Two papers out

The structure of astrocytes is likely to shape the interaction between neurons and astrocytes in the brain. It is intuitive that astrocytes processes close to a synapse can more effectively modify synapse function than distant processes. Mike Stewart’s lab at Milton Keynes has now demonstrated in collaboration with us that astrocyte processes cover thin neuronal spines receiving excitatory input more than bigger spines, so called mushroom spines (Phil. Trans. R. Soc. B, link). This is of particular interest because thin spines are widely believed to represent spines at which long-term potentiation (LTP, the potential cellular mechanism of learning) has not occurred yet. It might suggest that these spines are particularly well protected from spill-in of neurotransmitter from neighboring synapses.

In a separate study we were wondering if morphology of whole astrocytes is heterogeneous within a brain region. Using fluorescence imaging in brain slices we could reveal that brain regions occupied by individual astrocytes can be oriented along principal cell dendrites (hippocampus, CA1 region). A subset of these cells had a morphology that could promote intracellular diffusion along along principal cell dendrites. Indeed astrocyte coupling, a key feature of astrocyte networks, was anisotropic and more pronounced along the same axis (Phil. Trans. R. Soc. B., link). These observations imply that astrocyte morphology determines spread of a diffusible signal within a gap junction coupled astrocyte network and can give it a directionality.
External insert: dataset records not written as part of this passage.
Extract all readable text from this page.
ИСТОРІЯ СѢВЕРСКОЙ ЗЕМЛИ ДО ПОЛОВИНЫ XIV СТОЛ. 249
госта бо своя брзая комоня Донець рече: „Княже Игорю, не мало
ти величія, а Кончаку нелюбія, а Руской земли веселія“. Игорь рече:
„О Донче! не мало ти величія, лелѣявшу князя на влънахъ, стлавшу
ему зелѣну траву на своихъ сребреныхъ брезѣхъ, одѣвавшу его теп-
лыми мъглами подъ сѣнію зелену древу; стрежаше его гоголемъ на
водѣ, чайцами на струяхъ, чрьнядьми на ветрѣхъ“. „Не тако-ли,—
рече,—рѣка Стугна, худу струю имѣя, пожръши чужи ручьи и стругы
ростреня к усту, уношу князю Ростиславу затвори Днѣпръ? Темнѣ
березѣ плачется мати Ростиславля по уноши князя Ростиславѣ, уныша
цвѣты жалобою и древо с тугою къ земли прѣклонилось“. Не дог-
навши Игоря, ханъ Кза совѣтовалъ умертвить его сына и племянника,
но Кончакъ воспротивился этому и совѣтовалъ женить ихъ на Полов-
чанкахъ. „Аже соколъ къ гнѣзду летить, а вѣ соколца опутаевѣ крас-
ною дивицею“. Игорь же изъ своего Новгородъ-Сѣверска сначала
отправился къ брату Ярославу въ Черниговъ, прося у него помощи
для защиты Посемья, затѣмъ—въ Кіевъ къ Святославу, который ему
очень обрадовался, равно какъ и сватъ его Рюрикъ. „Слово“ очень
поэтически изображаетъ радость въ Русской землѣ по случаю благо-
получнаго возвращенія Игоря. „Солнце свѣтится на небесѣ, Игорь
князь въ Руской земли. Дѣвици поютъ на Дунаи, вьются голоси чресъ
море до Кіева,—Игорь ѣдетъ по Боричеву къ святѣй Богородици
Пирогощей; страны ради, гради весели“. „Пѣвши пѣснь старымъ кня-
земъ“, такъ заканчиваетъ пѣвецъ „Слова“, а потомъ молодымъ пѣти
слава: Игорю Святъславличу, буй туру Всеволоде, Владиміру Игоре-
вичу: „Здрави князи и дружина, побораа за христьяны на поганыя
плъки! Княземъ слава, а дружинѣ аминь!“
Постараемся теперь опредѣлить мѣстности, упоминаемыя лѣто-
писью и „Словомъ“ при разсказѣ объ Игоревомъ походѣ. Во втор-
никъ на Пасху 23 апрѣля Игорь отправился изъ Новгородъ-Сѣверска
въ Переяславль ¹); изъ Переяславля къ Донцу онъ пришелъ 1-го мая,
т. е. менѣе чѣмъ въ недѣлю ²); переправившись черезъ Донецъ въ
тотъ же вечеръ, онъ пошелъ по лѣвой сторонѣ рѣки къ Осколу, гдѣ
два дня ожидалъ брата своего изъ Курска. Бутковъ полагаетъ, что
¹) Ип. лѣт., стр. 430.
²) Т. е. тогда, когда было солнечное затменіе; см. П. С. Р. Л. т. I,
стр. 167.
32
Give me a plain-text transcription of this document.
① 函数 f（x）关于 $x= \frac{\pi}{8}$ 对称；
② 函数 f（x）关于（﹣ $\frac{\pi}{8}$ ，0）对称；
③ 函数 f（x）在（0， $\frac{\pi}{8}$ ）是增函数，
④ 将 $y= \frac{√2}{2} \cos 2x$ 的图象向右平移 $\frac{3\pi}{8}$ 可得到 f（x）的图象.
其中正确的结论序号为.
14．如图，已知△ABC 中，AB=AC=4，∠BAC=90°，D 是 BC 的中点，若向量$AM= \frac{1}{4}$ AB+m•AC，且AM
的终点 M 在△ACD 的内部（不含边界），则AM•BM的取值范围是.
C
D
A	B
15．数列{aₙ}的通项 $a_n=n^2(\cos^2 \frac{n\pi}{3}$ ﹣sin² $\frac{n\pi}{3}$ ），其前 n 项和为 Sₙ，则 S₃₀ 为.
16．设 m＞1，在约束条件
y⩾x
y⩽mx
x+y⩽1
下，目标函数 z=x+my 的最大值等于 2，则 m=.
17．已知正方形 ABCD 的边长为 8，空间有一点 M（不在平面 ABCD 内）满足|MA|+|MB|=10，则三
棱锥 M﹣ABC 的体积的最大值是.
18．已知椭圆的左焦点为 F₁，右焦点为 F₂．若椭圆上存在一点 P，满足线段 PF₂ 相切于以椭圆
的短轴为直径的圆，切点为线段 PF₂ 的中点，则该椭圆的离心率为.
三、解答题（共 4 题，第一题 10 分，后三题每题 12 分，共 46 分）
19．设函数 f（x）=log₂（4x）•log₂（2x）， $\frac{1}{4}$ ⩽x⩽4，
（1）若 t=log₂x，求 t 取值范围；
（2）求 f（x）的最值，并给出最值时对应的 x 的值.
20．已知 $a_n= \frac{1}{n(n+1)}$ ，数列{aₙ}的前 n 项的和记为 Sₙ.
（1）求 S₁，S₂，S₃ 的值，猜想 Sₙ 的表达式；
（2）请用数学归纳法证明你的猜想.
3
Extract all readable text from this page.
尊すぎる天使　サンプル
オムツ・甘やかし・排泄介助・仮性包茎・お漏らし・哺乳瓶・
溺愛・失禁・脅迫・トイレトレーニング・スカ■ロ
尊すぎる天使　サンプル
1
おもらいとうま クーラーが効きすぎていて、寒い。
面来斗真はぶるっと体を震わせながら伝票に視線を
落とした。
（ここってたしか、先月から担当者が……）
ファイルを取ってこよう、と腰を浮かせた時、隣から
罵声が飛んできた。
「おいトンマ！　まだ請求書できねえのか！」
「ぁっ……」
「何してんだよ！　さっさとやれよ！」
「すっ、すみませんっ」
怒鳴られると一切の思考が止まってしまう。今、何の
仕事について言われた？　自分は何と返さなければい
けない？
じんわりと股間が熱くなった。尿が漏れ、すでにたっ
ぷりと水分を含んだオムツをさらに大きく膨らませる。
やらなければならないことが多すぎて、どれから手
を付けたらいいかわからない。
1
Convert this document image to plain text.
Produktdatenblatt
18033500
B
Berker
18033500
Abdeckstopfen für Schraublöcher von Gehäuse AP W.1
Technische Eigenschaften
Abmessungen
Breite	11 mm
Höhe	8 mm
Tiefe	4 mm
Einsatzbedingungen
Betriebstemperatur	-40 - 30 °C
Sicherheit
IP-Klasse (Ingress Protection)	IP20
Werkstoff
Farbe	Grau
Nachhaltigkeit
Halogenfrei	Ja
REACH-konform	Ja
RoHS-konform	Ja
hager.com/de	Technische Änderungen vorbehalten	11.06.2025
… and of course congratulations to all authors.

Alistair is now Dr Jennings

Congratulations to Alistair Jennings who passed his viva on the 1st of August. In his work he characterized how hippocampal astrocytes respond to dopamine and identified the signalling cascades involved in generating the astrocyte Ca2+ response. Congratulations Dr Jennings! 🙂

Project grant awarded

DFG project grant awarded to study the “Heterogeneity of astrocyte morphology as a determinant of synaptic release” in the context of the priority program (SPP1757). The general goal of project is to reveal how astrocyte morphology and its changes modify function of synaptic terminals in the hippocampus.